USDA Risk Management Agency (RMA) Administrator William Murphy today announced a change in qualification requirements for farmers in “prairie pothole states” who want to obtain prevented planting insurance. The change is intended to assist farmers who have experienced difficulties due to excessive moisture in their fields over recent years. Beginning with the 2012 crop year, a crop must be grown on the acreage at least one of the previous four years if a farmer wishes to qualify. The states of Iowa, Minnesota, Montana, North Dakota and South Dakota are covered by the change. All other policy provisions must also be met.

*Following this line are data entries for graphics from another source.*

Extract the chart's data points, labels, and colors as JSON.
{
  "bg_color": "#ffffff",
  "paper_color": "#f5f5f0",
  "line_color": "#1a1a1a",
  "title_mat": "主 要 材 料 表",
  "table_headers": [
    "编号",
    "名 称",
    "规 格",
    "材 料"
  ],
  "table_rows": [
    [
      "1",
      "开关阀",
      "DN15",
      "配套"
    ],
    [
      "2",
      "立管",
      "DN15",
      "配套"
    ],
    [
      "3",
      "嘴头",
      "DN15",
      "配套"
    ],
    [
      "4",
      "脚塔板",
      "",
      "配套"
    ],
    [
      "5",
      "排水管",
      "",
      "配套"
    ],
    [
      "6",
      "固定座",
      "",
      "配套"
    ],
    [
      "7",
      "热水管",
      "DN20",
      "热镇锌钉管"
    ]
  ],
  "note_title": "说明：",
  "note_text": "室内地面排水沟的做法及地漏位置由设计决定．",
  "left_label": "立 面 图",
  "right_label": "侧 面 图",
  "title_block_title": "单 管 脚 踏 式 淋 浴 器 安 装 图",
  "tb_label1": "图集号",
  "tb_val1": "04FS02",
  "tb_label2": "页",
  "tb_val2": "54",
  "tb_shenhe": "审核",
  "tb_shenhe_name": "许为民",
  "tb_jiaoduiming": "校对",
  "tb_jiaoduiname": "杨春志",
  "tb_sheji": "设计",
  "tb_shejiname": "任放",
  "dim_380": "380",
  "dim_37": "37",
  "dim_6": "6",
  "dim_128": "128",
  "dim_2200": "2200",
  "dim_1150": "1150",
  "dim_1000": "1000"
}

“The requirement to be able to bring an insured crop to harvest in one of four years improves program integrity,” says Murphy. “It also helps to meet the needs of farmers in the Prairie Pothole region, where some acreage has not been available to plant since the 2008 crop year due to flooding and excessive moisture conditions.”
The RMA, which manages the Federal crop insurance program, is instituting the change in response to listening sessions with producers in affected states.
Actuarial documents filed for individual counties beginning with the 2012 crop year will include spring-seeded crops in counties with fall (winter and spring wheat coverage) sales closing dates.
Prevented-planting coverage due to floods, hurricanes or excess rain during the insurance period that prevents other producers from planting acreage with similar characteristics, is provided for most crops. Because conditions vary significantly between geographic areas, loss determinations are based on each producer’s circumstances. Producers must contact their crop insurance company to report a prevented-planting loss.
The prevented planting guarantee for the crop ranges from 60% to 70% of the production guarantee for acreage timely planted by the final planting date. Options available to producers are outlined in a pdf from the RMA.